In other words, non-disabled spouses or partners who provide care are at greater risk and more prone to depression, stress and nervousness than those partners and spouses who do not provide care.
What could I be doing?
Studies of those who care for individuals with other disabilities have reported similar findings – unmet needs, differences in priorities, fatigue, anger, and depression. In addition, they worry about the future – who will provide care when they become too old? Who will take care of them if and when they need help? Because of these similarities, there's reason to believe that what helps spouses of people with other disabilities will also help caregiving spouses of spinal cord injury survivors too.
Some of the things that have been found to help are:
- Maintaining equality within the relationship and finding ways for both partners to make significant and meaningful contributions – such as through working, parenting, various household chores or money management
- Maintaining family support and functioning –especially during transition times
- such as moves, kids leaving home, starting or quitting work – by emphasizing the importance of each member to the family, keeping communication open through family meetings and staying in touch with extended family
- Getting help with those highly confining, restrictive and physically demanding tasks which place caregivers on someone else’s schedule – doctor appointments, bathing, bowel programs, etc. – or getting help in times of greater need, such as when you're ill or need bed rest
- Having some backup help lined up and available–relatives, friends, neighbors, Visiting Nurses Assoc., local volunteer organizations – before the need actually arises
- Keeping in touch with friends, having people over or visiting them, going out on your own occasionally – to help decrease isolation, joining or starting a caregiver support group –not to share war stories, but to share ideas, resources and coping skills
- Preserving your own health by exercising, eating well, or managing stress, even if these activities cut into caregiving time
- Doing what it takes to feel in control – making and keeping a schedule, making informed decisions taking enough time for yourself to know when you need a vacation, a break, a night out or even time to be sick.

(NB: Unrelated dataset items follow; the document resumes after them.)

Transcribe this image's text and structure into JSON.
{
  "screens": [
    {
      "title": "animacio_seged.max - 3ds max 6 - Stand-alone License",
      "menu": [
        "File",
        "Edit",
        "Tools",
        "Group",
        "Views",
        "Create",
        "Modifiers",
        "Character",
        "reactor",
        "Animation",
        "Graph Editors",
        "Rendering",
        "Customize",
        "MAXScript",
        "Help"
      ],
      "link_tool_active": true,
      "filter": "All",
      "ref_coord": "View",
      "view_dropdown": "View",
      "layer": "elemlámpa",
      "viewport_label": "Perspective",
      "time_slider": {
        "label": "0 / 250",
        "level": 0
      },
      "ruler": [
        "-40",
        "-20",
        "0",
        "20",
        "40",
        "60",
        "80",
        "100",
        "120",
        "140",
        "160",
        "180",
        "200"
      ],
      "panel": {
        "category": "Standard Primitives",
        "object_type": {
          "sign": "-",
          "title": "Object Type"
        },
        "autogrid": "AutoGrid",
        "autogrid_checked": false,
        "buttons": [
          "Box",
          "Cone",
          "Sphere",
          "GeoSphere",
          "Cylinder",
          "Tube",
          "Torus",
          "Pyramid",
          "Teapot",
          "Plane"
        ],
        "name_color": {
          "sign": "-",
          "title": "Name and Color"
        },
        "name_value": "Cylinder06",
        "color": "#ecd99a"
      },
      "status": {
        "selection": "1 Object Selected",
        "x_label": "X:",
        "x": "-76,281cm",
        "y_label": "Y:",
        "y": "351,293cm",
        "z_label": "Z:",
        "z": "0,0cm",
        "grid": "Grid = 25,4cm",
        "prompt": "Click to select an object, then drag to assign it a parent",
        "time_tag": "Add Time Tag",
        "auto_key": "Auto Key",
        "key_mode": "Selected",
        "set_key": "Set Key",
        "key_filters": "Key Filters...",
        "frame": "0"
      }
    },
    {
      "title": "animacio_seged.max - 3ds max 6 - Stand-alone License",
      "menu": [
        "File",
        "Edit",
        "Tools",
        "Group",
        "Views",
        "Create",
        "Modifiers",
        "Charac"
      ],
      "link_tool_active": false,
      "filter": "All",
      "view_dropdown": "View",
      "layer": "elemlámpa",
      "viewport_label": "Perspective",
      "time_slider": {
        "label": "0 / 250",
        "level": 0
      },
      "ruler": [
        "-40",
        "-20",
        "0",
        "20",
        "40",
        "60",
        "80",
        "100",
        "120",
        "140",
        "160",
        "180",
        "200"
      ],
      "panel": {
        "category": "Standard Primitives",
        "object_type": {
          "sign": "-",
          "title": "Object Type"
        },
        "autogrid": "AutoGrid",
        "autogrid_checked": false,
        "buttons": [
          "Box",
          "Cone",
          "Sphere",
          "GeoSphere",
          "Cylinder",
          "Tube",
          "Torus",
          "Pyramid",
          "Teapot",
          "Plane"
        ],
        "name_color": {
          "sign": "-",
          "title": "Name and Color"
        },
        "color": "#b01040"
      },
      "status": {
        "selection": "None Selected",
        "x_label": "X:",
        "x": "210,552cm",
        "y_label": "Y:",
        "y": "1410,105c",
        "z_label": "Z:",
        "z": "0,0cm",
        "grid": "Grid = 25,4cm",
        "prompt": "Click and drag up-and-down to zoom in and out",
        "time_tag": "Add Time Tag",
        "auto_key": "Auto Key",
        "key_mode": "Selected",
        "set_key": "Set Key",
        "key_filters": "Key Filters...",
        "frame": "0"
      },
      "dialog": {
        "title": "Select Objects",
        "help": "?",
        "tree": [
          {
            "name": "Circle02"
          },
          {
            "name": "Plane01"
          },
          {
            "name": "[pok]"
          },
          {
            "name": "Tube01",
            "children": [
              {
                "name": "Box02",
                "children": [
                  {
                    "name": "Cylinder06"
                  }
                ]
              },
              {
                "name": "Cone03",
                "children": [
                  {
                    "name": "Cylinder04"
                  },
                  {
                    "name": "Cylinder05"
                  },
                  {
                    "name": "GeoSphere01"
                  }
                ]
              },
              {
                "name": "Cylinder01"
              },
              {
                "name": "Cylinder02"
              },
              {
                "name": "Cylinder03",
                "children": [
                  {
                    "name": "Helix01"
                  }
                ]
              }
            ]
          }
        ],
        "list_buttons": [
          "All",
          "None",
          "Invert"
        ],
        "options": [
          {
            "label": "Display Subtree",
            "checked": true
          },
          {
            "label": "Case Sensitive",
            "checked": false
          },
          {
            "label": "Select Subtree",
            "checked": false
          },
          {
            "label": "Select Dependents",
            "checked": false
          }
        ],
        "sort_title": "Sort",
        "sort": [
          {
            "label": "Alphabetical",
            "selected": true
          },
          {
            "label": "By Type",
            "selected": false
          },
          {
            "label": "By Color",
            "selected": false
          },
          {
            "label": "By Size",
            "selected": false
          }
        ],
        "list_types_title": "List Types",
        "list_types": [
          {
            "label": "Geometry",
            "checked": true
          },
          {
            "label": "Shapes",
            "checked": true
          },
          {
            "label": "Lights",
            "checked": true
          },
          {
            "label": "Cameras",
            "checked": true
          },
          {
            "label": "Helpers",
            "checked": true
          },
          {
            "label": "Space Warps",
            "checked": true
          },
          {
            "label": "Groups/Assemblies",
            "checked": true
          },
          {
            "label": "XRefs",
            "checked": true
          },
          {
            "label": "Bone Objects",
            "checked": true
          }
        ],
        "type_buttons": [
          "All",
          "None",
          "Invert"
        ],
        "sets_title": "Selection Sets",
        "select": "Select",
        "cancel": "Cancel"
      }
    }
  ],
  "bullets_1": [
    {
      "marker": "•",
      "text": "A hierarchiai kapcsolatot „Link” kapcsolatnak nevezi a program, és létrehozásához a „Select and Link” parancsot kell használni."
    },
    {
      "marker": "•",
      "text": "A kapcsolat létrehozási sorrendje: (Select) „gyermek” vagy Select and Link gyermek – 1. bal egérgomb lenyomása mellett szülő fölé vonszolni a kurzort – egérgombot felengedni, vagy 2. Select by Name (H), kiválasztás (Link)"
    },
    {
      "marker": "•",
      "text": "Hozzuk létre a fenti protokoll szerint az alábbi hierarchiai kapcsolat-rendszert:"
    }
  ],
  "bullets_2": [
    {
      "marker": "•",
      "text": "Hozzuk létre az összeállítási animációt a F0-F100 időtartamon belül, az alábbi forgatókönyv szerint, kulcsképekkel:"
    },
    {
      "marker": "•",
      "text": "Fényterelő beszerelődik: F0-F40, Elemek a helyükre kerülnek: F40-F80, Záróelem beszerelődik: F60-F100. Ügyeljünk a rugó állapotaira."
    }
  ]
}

Caregiving spouses talk about how important communication is between partners and within the family as a whole. They also talk about something called respite care. This allows caregivers to get away from relentless and potentially overwhelming responsibilities for a day or for several weeks by having skilled care personnel stay in the home, or by having their partner stay in a facility which provides an appropriate level of care. Check with home health care agencies or Independent Living Centers for more information. As one longtime caregiver asks, "How many married couples spend 24 hours a day together – every day?"
To the Caregiver
Your job as a caregiver may feel like it never ends. You may feel as though your caregiving responsibilities are the most important ones you have. You may feel guilty if you occasionally take time to think about yourself. But, your needs are important as well.
What's more, by not paying attention to those needs, you place yourself at risk of not being able to provide the level of care you want to provide, especially as you age. If caregiving is important to you, taking care of yourself and staying healthy emotionally, spiritually and physically will help insure that you will be much more able to give your spouse or partner the help they need.